De todas formas sabes que lo mío es empezar bien las cosas pero que la constancia y la paciencia no son mi fuerte , no me gusta depender de nadie que me hace sentir insegura así que, ante tu indiferencia, ese sentimiento pasó. Ya no diste señales de vida y pensé que sería porque estarías muy bien, probablemente en otra compañía que te daría todo lo que yo no te dí.

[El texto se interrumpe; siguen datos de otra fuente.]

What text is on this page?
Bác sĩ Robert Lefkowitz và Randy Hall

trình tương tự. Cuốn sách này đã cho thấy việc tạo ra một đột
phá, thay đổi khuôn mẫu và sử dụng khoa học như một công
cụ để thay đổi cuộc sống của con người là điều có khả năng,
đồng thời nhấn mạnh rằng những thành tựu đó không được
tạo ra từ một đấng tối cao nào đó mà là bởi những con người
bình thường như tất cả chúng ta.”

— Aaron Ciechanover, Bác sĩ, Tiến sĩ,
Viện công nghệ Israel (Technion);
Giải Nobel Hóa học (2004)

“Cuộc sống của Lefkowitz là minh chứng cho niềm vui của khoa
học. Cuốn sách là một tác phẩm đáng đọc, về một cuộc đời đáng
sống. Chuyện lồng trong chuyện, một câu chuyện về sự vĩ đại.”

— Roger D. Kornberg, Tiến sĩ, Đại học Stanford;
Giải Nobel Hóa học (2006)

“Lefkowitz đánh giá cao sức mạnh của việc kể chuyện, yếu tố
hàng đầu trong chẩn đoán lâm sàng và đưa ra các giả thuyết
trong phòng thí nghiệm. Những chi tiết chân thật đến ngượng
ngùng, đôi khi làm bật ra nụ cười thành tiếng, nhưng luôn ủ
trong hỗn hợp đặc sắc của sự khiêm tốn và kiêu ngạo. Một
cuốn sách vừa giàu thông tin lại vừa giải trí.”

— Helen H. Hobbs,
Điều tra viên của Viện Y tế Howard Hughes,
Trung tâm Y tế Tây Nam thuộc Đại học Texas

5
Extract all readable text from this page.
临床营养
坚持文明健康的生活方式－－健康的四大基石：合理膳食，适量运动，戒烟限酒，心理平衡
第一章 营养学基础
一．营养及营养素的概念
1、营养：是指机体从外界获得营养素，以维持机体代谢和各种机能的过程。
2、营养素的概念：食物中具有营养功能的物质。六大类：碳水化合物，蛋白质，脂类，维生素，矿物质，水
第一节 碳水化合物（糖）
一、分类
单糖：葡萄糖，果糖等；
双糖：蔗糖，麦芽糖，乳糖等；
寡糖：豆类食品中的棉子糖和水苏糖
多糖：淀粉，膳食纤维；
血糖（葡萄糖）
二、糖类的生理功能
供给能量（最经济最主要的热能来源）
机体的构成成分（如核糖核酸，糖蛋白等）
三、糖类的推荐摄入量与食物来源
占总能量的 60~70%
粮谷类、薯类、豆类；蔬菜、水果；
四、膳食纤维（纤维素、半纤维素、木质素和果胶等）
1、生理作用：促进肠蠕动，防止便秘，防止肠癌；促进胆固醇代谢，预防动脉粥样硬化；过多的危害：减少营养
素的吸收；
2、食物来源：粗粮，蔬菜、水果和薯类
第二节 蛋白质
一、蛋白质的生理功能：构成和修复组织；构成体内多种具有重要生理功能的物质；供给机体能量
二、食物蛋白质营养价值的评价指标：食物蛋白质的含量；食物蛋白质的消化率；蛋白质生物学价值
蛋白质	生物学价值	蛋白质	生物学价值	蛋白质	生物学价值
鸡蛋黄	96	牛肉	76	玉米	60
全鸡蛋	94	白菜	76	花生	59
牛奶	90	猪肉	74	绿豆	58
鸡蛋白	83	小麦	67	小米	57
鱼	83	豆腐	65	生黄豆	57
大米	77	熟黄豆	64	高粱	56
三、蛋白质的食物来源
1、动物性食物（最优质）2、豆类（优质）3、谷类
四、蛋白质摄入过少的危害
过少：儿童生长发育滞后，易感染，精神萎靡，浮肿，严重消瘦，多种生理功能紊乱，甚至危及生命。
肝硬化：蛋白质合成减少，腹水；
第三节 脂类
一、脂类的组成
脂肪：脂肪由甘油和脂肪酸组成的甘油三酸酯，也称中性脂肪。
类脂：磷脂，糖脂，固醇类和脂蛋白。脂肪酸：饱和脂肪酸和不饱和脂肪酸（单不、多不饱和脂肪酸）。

Hoy era un día para ser feliz y entonces aparecistes, una llamada perdida porque intentabas hablar conmigo en el messenger y no te contestaba, no estaba en casa, estaba a punto de entrar a currar. Entonces llamaste de nuevo y empezaste a decirme esas cosas como que habías estado un tiempo peleado con el mundo, sin querer saber nada de nadie pero que habías visto mi foto y te habías acordado de mí.
Me alegra que te acuerdes de mí, pero has elegido un mal día.
Hoy brillaba mucho el sol y hacía un día para no pensar en nada.
Tienes un hueco, como lo has tenido siempre junto a todos mis amigos pero no me pidas más porque hoy hace un día estupendo y no quiero estropearlo.